Unfortunately, I’m not the only person in my family to experience substance use disorder. My mother was addicted to painkillers. She didn’t think she had a problem, but I would eventually find her after she overdosed. She didn’t make it. Two of my children would become addicted to heroin and meth. My daughter’s been sober for over a year now, but my son still struggles. Being somebody who’s been in recovery myself, it’s very hard to watch. My daughter had a difficult time in recovery that was made even harder by the fact that we lived far from each other, and I was drunk whenever she called. All I could do was lend an ear for her. Another aspect of it that was hard for her was the fact that several of her friends were addicted to opioids. She decided to white-knuckle through it, as she didn’t want a prolonged recovery. She fortunately did get through it, but not everyone can make it through this method. When I came to visit her, she didn’t want to see me because my alcoholism was a trigger for her. That’s when I decided to get sober from alcohol, so that I would not put her in position to use again.

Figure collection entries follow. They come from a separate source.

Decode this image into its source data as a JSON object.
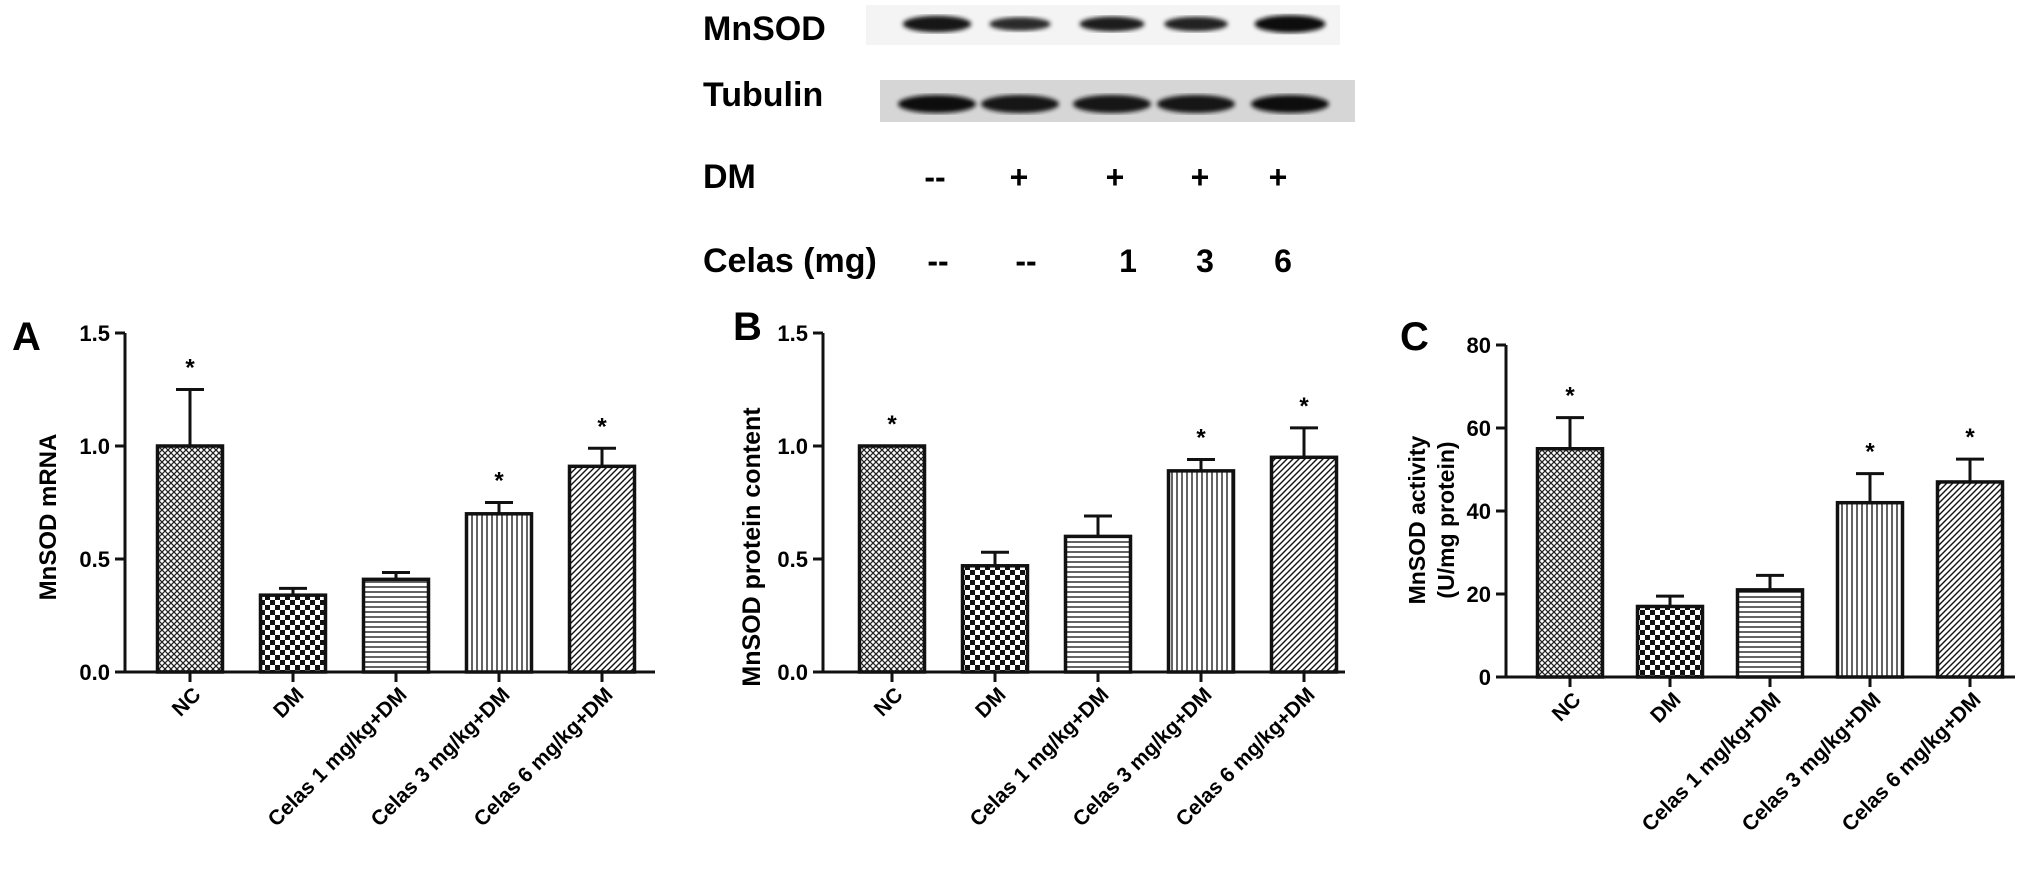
{
  "blot": {
    "rows": [
      {
        "label": "MnSOD",
        "intensities": [
          0.85,
          0.55,
          0.7,
          0.65,
          0.95
        ]
      },
      {
        "label": "Tubulin",
        "intensities": [
          0.9,
          0.85,
          0.88,
          0.87,
          0.9
        ]
      }
    ],
    "treatments": [
      {
        "label": "DM",
        "values": [
          "--",
          "+",
          "+",
          "+",
          "+"
        ]
      },
      {
        "label": "Celas (mg)",
        "values": [
          "--",
          "--",
          "1",
          "3",
          "6"
        ]
      }
    ]
  },
  "chart_data": [
    {
      "type": "bar",
      "panel_label": "A",
      "ylabel": "MnSOD mRNA",
      "ylabel2": "",
      "ylim": [
        0,
        1.5
      ],
      "yticks": [
        "0.0",
        "0.5",
        "1.0",
        "1.5"
      ],
      "categories": [
        "NC",
        "DM",
        "Celas 1 mg/kg+DM",
        "Celas 3 mg/kg+DM",
        "Celas 6 mg/kg+DM"
      ],
      "values": [
        1.0,
        0.34,
        0.41,
        0.7,
        0.91
      ],
      "errors": [
        0.25,
        0.03,
        0.03,
        0.05,
        0.08
      ],
      "significance": [
        "*",
        "",
        "",
        "*",
        "*"
      ],
      "patterns": [
        "crosshatch",
        "checker",
        "horizontal",
        "vertical",
        "diagonal"
      ]
    },
    {
      "type": "bar",
      "panel_label": "B",
      "ylabel": "MnSOD protein content",
      "ylabel2": "",
      "ylim": [
        0,
        1.5
      ],
      "yticks": [
        "0.0",
        "0.5",
        "1.0",
        "1.5"
      ],
      "categories": [
        "NC",
        "DM",
        "Celas 1 mg/kg+DM",
        "Celas 3 mg/kg+DM",
        "Celas 6 mg/kg+DM"
      ],
      "values": [
        1.0,
        0.47,
        0.6,
        0.89,
        0.95
      ],
      "errors": [
        0.0,
        0.06,
        0.09,
        0.05,
        0.13
      ],
      "significance": [
        "*",
        "",
        "",
        "*",
        "*"
      ],
      "patterns": [
        "crosshatch",
        "checker",
        "horizontal",
        "vertical",
        "diagonal"
      ]
    },
    {
      "type": "bar",
      "panel_label": "C",
      "ylabel": "MnSOD activity",
      "ylabel2": "(U/mg protein)",
      "ylim": [
        0,
        80
      ],
      "yticks": [
        "0",
        "20",
        "40",
        "60",
        "80"
      ],
      "categories": [
        "NC",
        "DM",
        "Celas 1 mg/kg+DM",
        "Celas 3 mg/kg+DM",
        "Celas 6 mg/kg+DM"
      ],
      "values": [
        55,
        17,
        21,
        42,
        47
      ],
      "errors": [
        7.5,
        2.5,
        3.5,
        7,
        5.5
      ],
      "significance": [
        "*",
        "",
        "",
        "*",
        "*"
      ],
      "patterns": [
        "crosshatch",
        "checker",
        "horizontal",
        "vertical",
        "diagonal"
      ]
    }
  ]
}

My son is still in active addiction. I know he’s trying to recover, but I don’t know how well that’s going because he lives out in Illinois. All I can do is pray for him and his family. In the past, I would do everything in my power to save them, whether it was drugs, financial, or living situations. I now realize that stepping away and not being part of their everyday life is showing them that they have to be their own safety net at this point. I’m old and wise enough to know that I need to focus on my own recovery. I had to learn how to let everything go and not be so hard on myself.  For me, I found the only way to do that was to give my life up to God. It’s a sense of freedom that I know anything can carry me at this point.

My best advice for others going through addiction, is to just take the leap and jump into recovery. Just do it, it’s so worth it. It’s a real joy to wake up every morning. I sustain that joy with the knowledge that everything I’m doing is going to benefit somebody else.

This is why I am sharing my story, so that my experiences can inform someone else. It’s important for people to ask their doctors about the prescriptions they are receiving. On the other side of that, doctors should be careful about how much they’re prescribing to their patients. My addiction started through doctors, and the medical profession needs to do more to prevent future occurrences of that.